6.2.1 HTTP-Based Load Balancing

For example, consider the request:

  http://an.oai.org/?verb=ListRecords&set=227&from=1999-02-03

If an.oai.org is especially busy, it may choose to issue a 302 with the Location header of:

http://another.oai.org/?verb=ListRecords&set=227&from=1999-02-03

Which implies that another.oai.org is a mirror of (or "slave" to) the canonical an.oai.org. If this request generates an incomplete list, the successive harvesting requests will be relative to another.oai.org. However, all future harvesting requests must be directed to an.oai.org. To this end, if an Identify request is issued to another.oai.org, the response must contain an.oai.org in the baseURL. Similarly, the contents of the request element in the header of the response must be the baseURL (an.oai.org).

Note that another.oai.org is free to load balance as well, issuing a 302 with the Location header of:

http://yetanother.oai.org/?verb=ListRecords&set=227&from=1999-02-03

It is up to the implementers to ensure there are no circular redirections for the harvester.

6.2.2 DNS-Based Load Balancing

A simpler, but slightly less powerful load balancing strategy is to use a DNS rotor. In this case, an.oai.org might resolve to one of: a.oai.org, b.oai.org or c.oai.org. Which presumably all map to physically separate machines.

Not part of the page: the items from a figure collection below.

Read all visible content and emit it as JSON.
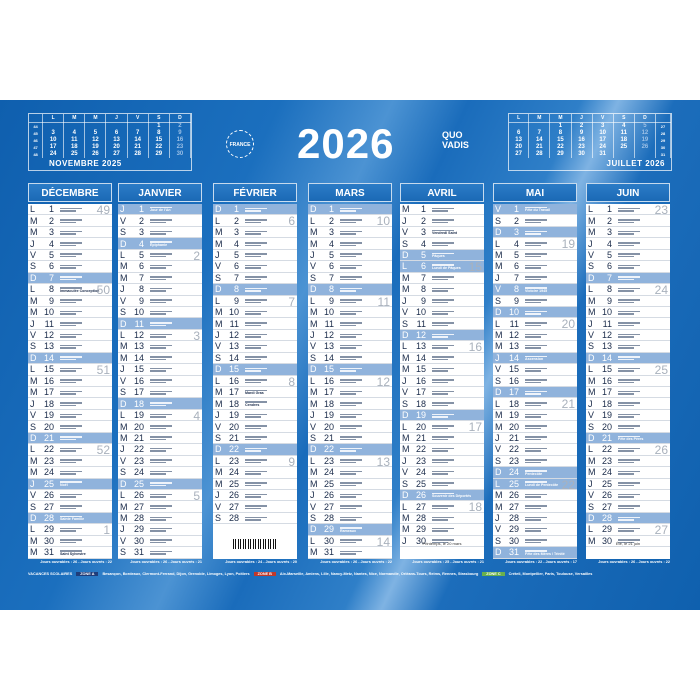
{
  "year": "2026",
  "brand": {
    "logo": "QUO VADIS",
    "seal": "FRANCE"
  },
  "mini_left": {
    "title": "NOVEMBRE 2025",
    "headers": [
      "L",
      "M",
      "M",
      "J",
      "V",
      "S",
      "D"
    ],
    "weeks": [
      "44",
      "45",
      "46",
      "47",
      "48"
    ],
    "rows": [
      [
        "",
        "",
        "",
        "",
        "",
        "1",
        "2"
      ],
      [
        "3",
        "4",
        "5",
        "6",
        "7",
        "8",
        "9"
      ],
      [
        "10",
        "11",
        "12",
        "13",
        "14",
        "15",
        "16"
      ],
      [
        "17",
        "18",
        "19",
        "20",
        "21",
        "22",
        "23"
      ],
      [
        "24",
        "25",
        "26",
        "27",
        "28",
        "29",
        "30"
      ]
    ]
  },
  "mini_right": {
    "title": "JUILLET 2026",
    "headers": [
      "L",
      "M",
      "M",
      "J",
      "V",
      "S",
      "D"
    ],
    "weeks": [
      "27",
      "28",
      "29",
      "30",
      "31"
    ],
    "rows": [
      [
        "",
        "",
        "1",
        "2",
        "3",
        "4",
        "5"
      ],
      [
        "6",
        "7",
        "8",
        "9",
        "10",
        "11",
        "12"
      ],
      [
        "13",
        "14",
        "15",
        "16",
        "17",
        "18",
        "19"
      ],
      [
        "20",
        "21",
        "22",
        "23",
        "24",
        "25",
        "26"
      ],
      [
        "27",
        "28",
        "29",
        "30",
        "31",
        "",
        ""
      ]
    ]
  },
  "months": [
    {
      "name": "DÉCEMBRE 2025",
      "ouvrables": "Jours ouvrables : 26 - Jours ouvrés : 22",
      "days": [
        [
          "L",
          1
        ],
        [
          "M",
          2
        ],
        [
          "M",
          3
        ],
        [
          "J",
          4
        ],
        [
          "V",
          5
        ],
        [
          "S",
          6
        ],
        [
          "D",
          7
        ],
        [
          "L",
          8,
          "Immaculée Conception"
        ],
        [
          "M",
          9
        ],
        [
          "M",
          10
        ],
        [
          "J",
          11
        ],
        [
          "V",
          12
        ],
        [
          "S",
          13
        ],
        [
          "D",
          14
        ],
        [
          "L",
          15
        ],
        [
          "M",
          16
        ],
        [
          "M",
          17
        ],
        [
          "J",
          18
        ],
        [
          "V",
          19
        ],
        [
          "S",
          20
        ],
        [
          "D",
          21
        ],
        [
          "L",
          22
        ],
        [
          "M",
          23
        ],
        [
          "M",
          24
        ],
        [
          "J",
          25,
          "Noël"
        ],
        [
          "V",
          26
        ],
        [
          "S",
          27
        ],
        [
          "D",
          28,
          "Sainte Famille"
        ],
        [
          "L",
          29
        ],
        [
          "M",
          30
        ],
        [
          "M",
          31,
          "Saint Sylvestre"
        ]
      ],
      "holidays": [
        25
      ],
      "weeks": {
        "1": "49",
        "8": "50",
        "15": "51",
        "22": "52",
        "29": "1"
      }
    },
    {
      "name": "JANVIER",
      "ouvrables": "Jours ouvrables : 26 - Jours ouvrés : 21",
      "days": [
        [
          "J",
          1,
          "Jour de l'An"
        ],
        [
          "V",
          2
        ],
        [
          "S",
          3
        ],
        [
          "D",
          4,
          "Épiphanie"
        ],
        [
          "L",
          5
        ],
        [
          "M",
          6
        ],
        [
          "M",
          7
        ],
        [
          "J",
          8
        ],
        [
          "V",
          9
        ],
        [
          "S",
          10
        ],
        [
          "D",
          11
        ],
        [
          "L",
          12
        ],
        [
          "M",
          13
        ],
        [
          "M",
          14
        ],
        [
          "J",
          15
        ],
        [
          "V",
          16
        ],
        [
          "S",
          17
        ],
        [
          "D",
          18
        ],
        [
          "L",
          19
        ],
        [
          "M",
          20
        ],
        [
          "M",
          21
        ],
        [
          "J",
          22
        ],
        [
          "V",
          23
        ],
        [
          "S",
          24
        ],
        [
          "D",
          25
        ],
        [
          "L",
          26
        ],
        [
          "M",
          27
        ],
        [
          "M",
          28
        ],
        [
          "J",
          29
        ],
        [
          "V",
          30
        ],
        [
          "S",
          31
        ]
      ],
      "holidays": [
        1
      ],
      "weeks": {
        "5": "2",
        "12": "3",
        "19": "4",
        "26": "5"
      }
    },
    {
      "name": "FÉVRIER",
      "ouvrables": "Jours ouvrables : 24 - Jours ouvrés : 20",
      "days": [
        [
          "D",
          1
        ],
        [
          "L",
          2
        ],
        [
          "M",
          3
        ],
        [
          "M",
          4
        ],
        [
          "J",
          5
        ],
        [
          "V",
          6
        ],
        [
          "S",
          7
        ],
        [
          "D",
          8
        ],
        [
          "L",
          9
        ],
        [
          "M",
          10
        ],
        [
          "M",
          11
        ],
        [
          "J",
          12
        ],
        [
          "V",
          13
        ],
        [
          "S",
          14
        ],
        [
          "D",
          15
        ],
        [
          "L",
          16
        ],
        [
          "M",
          17,
          "Mardi Gras"
        ],
        [
          "M",
          18,
          "Cendres"
        ],
        [
          "J",
          19
        ],
        [
          "V",
          20
        ],
        [
          "S",
          21
        ],
        [
          "D",
          22
        ],
        [
          "L",
          23
        ],
        [
          "M",
          24
        ],
        [
          "M",
          25
        ],
        [
          "J",
          26
        ],
        [
          "V",
          27
        ],
        [
          "S",
          28
        ]
      ],
      "holidays": [],
      "weeks": {
        "2": "6",
        "9": "7",
        "16": "8",
        "23": "9"
      }
    },
    {
      "name": "MARS",
      "ouvrables": "Jours ouvrables : 26 - Jours ouvrés : 22",
      "days": [
        [
          "D",
          1
        ],
        [
          "L",
          2
        ],
        [
          "M",
          3
        ],
        [
          "M",
          4
        ],
        [
          "J",
          5
        ],
        [
          "V",
          6
        ],
        [
          "S",
          7
        ],
        [
          "D",
          8
        ],
        [
          "L",
          9
        ],
        [
          "M",
          10
        ],
        [
          "M",
          11
        ],
        [
          "J",
          12
        ],
        [
          "V",
          13
        ],
        [
          "S",
          14
        ],
        [
          "D",
          15
        ],
        [
          "L",
          16
        ],
        [
          "M",
          17
        ],
        [
          "M",
          18
        ],
        [
          "J",
          19
        ],
        [
          "V",
          20
        ],
        [
          "S",
          21
        ],
        [
          "D",
          22
        ],
        [
          "L",
          23
        ],
        [
          "M",
          24
        ],
        [
          "M",
          25
        ],
        [
          "J",
          26
        ],
        [
          "V",
          27
        ],
        [
          "S",
          28
        ],
        [
          "D",
          29,
          "Rameaux"
        ],
        [
          "L",
          30
        ],
        [
          "M",
          31
        ]
      ],
      "holidays": [],
      "weeks": {
        "2": "10",
        "9": "11",
        "16": "12",
        "23": "13",
        "30": "14"
      }
    },
    {
      "name": "AVRIL",
      "ouvrables": "Jours ouvrables : 25 - Jours ouvrés : 21",
      "extra": "Printemps, le 20 mars",
      "days": [
        [
          "M",
          1
        ],
        [
          "J",
          2
        ],
        [
          "V",
          3,
          "Vendredi Saint"
        ],
        [
          "S",
          4
        ],
        [
          "D",
          5,
          "Pâques"
        ],
        [
          "L",
          6,
          "Lundi de Pâques"
        ],
        [
          "M",
          7
        ],
        [
          "M",
          8
        ],
        [
          "J",
          9
        ],
        [
          "V",
          10
        ],
        [
          "S",
          11
        ],
        [
          "D",
          12
        ],
        [
          "L",
          13
        ],
        [
          "M",
          14
        ],
        [
          "M",
          15
        ],
        [
          "J",
          16
        ],
        [
          "V",
          17
        ],
        [
          "S",
          18
        ],
        [
          "D",
          19
        ],
        [
          "L",
          20
        ],
        [
          "M",
          21
        ],
        [
          "M",
          22
        ],
        [
          "J",
          23
        ],
        [
          "V",
          24
        ],
        [
          "S",
          25
        ],
        [
          "D",
          26,
          "Souvenir des Déportés"
        ],
        [
          "L",
          27
        ],
        [
          "M",
          28
        ],
        [
          "M",
          29
        ],
        [
          "J",
          30
        ]
      ],
      "holidays": [
        6
      ],
      "weeks": {
        "6": "15",
        "13": "16",
        "20": "17",
        "27": "18"
      }
    },
    {
      "name": "MAI",
      "ouvrables": "Jours ouvrables : 22 - Jours ouvrés : 17",
      "days": [
        [
          "V",
          1,
          "Fête du Travail"
        ],
        [
          "S",
          2
        ],
        [
          "D",
          3
        ],
        [
          "L",
          4
        ],
        [
          "M",
          5
        ],
        [
          "M",
          6
        ],
        [
          "J",
          7
        ],
        [
          "V",
          8,
          "Victoire 1945"
        ],
        [
          "S",
          9
        ],
        [
          "D",
          10
        ],
        [
          "L",
          11
        ],
        [
          "M",
          12
        ],
        [
          "M",
          13
        ],
        [
          "J",
          14,
          "Ascension"
        ],
        [
          "V",
          15
        ],
        [
          "S",
          16
        ],
        [
          "D",
          17
        ],
        [
          "L",
          18
        ],
        [
          "M",
          19
        ],
        [
          "M",
          20
        ],
        [
          "J",
          21
        ],
        [
          "V",
          22
        ],
        [
          "S",
          23
        ],
        [
          "D",
          24,
          "Pentecôte"
        ],
        [
          "L",
          25,
          "Lundi de Pentecôte"
        ],
        [
          "M",
          26
        ],
        [
          "M",
          27
        ],
        [
          "J",
          28
        ],
        [
          "V",
          29
        ],
        [
          "S",
          30
        ],
        [
          "D",
          31,
          "Fête des Mères / Trinité"
        ]
      ],
      "holidays": [
        1,
        8,
        14,
        25
      ],
      "weeks": {
        "4": "19",
        "11": "20",
        "18": "21",
        "25": "22"
      }
    },
    {
      "name": "JUIN",
      "ouvrables": "Jours ouvrables : 26 - Jours ouvrés : 22",
      "extra": "Été, le 21 juin",
      "days": [
        [
          "L",
          1
        ],
        [
          "M",
          2
        ],
        [
          "M",
          3
        ],
        [
          "J",
          4
        ],
        [
          "V",
          5
        ],
        [
          "S",
          6
        ],
        [
          "D",
          7
        ],
        [
          "L",
          8
        ],
        [
          "M",
          9
        ],
        [
          "M",
          10
        ],
        [
          "J",
          11
        ],
        [
          "V",
          12
        ],
        [
          "S",
          13
        ],
        [
          "D",
          14
        ],
        [
          "L",
          15
        ],
        [
          "M",
          16
        ],
        [
          "M",
          17
        ],
        [
          "J",
          18
        ],
        [
          "V",
          19
        ],
        [
          "S",
          20
        ],
        [
          "D",
          21,
          "Fête des Pères"
        ],
        [
          "L",
          22
        ],
        [
          "M",
          23
        ],
        [
          "M",
          24
        ],
        [
          "J",
          25
        ],
        [
          "V",
          26
        ],
        [
          "S",
          27
        ],
        [
          "D",
          28
        ],
        [
          "L",
          29
        ],
        [
          "M",
          30
        ]
      ],
      "holidays": [],
      "weeks": {
        "1": "23",
        "8": "24",
        "15": "25",
        "22": "26",
        "29": "27"
      }
    }
  ],
  "footer": {
    "title": "VACANCES SCOLAIRES",
    "zones": [
      {
        "label": "ZONE A",
        "color": "#1f3d7a",
        "cities": "Besançon, Bordeaux, Clermont-Ferrand, Dijon, Grenoble, Limoges, Lyon, Poitiers"
      },
      {
        "label": "ZONE B",
        "color": "#c0392b",
        "cities": "Aix-Marseille, Amiens, Lille, Nancy-Metz, Nantes, Nice, Normandie, Orléans-Tours, Reims, Rennes, Strasbourg"
      },
      {
        "label": "ZONE C",
        "color": "#6ab04c",
        "cities": "Créteil, Montpellier, Paris, Toulouse, Versailles"
      }
    ]
  },
  "colors": {
    "background": "#1565b0",
    "offday": "#90b3dc",
    "week_number": "#a9b1bc"
  }
}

The harvester resolving the name an.oai.org would randomly receive one of the addresses and use that address for the harvesting requests. Repositories wishing to implement this form of load balancing must ensure tight synchronization between the machines answering the requests. They must also use an.oai.org for baseURL (in Identify responses) and request (in response headers).

7. Response Compression

Compression in the OAI-PMH is handled at the HTTP level, with the added restriction that both repositories and harvesters must support the identity encoding (no compression). Repositories should advertise the compression they support in compression element(s) in the Identify response.

Response from Identify:

<Identify ...>
  ...
  <compression>gzip</compression>
  ...
</Identify>

Next request includes:

Accept-encoding: gzip;q=1.0, identity;q=0.5

Response then gzip encoded with header:

Content-Encoding: gzip

While compression is optional, it is encouraged to minimize network traffic involved in lengthy harvests. It is recommended that repositories offer at least one of the compression types defined in HTTP: RFC 2616 section 3.5 "Content Codings": gzip, compress, or deflate.

8. Error Handling

Errors are reported using one or more error elements in the response. Although not required, it is strongly recommended that repository implementers include detailed and helpful error messages (content of the error elements) in addition to the mandatory code attributes.

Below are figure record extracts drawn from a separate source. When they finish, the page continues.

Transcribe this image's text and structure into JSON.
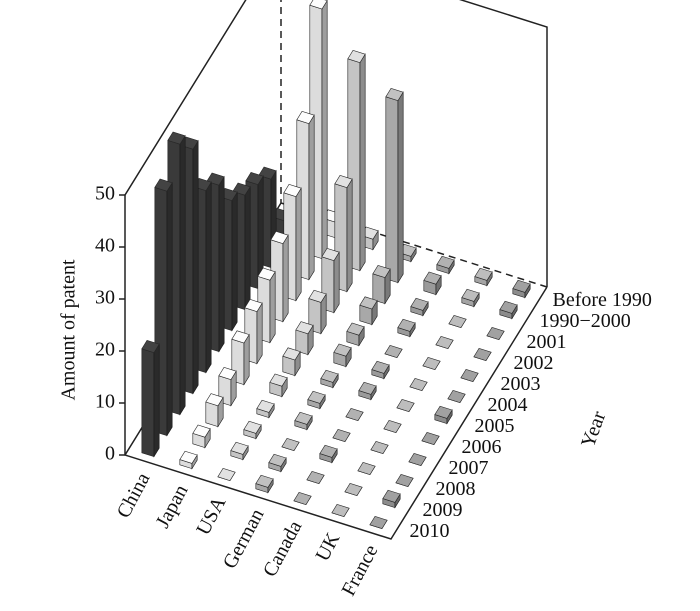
{
  "chart_data": {
    "type": "bar3d",
    "zlabel": "Amount of patent",
    "ylabel": "Year",
    "categories": [
      "China",
      "Japan",
      "USA",
      "German",
      "Canada",
      "UK",
      "France"
    ],
    "years": [
      "Before 1990",
      "1990−2000",
      "2001",
      "2002",
      "2003",
      "2004",
      "2005",
      "2006",
      "2007",
      "2008",
      "2009",
      "2010"
    ],
    "colors": [
      "#3a3a3a",
      "#dcdcdc",
      "#c4c4c4",
      "#a8a8a8",
      "#9a9a9a",
      "#a4a4a4",
      "#8c8c8c"
    ],
    "values": [
      [
        2,
        5,
        17,
        20,
        22,
        25,
        32,
        35,
        47,
        52,
        47,
        20
      ],
      [
        3,
        48,
        30,
        20,
        15,
        12,
        10,
        8,
        5,
        4,
        2,
        1
      ],
      [
        2,
        40,
        20,
        10,
        6,
        4,
        3,
        2,
        1,
        1,
        1,
        0
      ],
      [
        1,
        35,
        5,
        3,
        2,
        2,
        1,
        1,
        1,
        0,
        1,
        1
      ],
      [
        1,
        2,
        1,
        1,
        0,
        1,
        1,
        0,
        0,
        1,
        0,
        0
      ],
      [
        1,
        1,
        0,
        0,
        0,
        0,
        0,
        0,
        0,
        0,
        0,
        0
      ],
      [
        1,
        1,
        0,
        0,
        0,
        0,
        1,
        0,
        0,
        0,
        1,
        0
      ]
    ],
    "zlim": [
      0,
      50
    ],
    "zticks": [
      0,
      10,
      20,
      30,
      40,
      50
    ]
  }
}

Repositories are permitted to include just a single error element even if multiple error conditions are identified. However, to aid debugging, it is recommended that repositories report as many errors as they identify. Multiple error elements may be used and it is preferable to separate even multiple errors with the same code into separate error elements. For example,

  <error code="badArgument">Illegal argument 'arg1'</error>
  <error code="badArgument">Illegal argument 'arg2'</error>

is to be preferred over

  <error code="badArgument">Illegal arguments 'arg1', 'arg2'</error>

Acknowledgements

Support for the development of the OAI-PMH and for other Open Archives Initiative activities comes from the Digital Library Federation, the Coalition for Networked Information, and from the National Science Foundation through Grant No. IIS-9817416. Individuals who have played a significant role in the development of OAI-PMH version 2.0 are acknowledged in the protocol document.

Document History

2002-06-14: Release of this document, combined with the release of OAI-PMH version 2.0.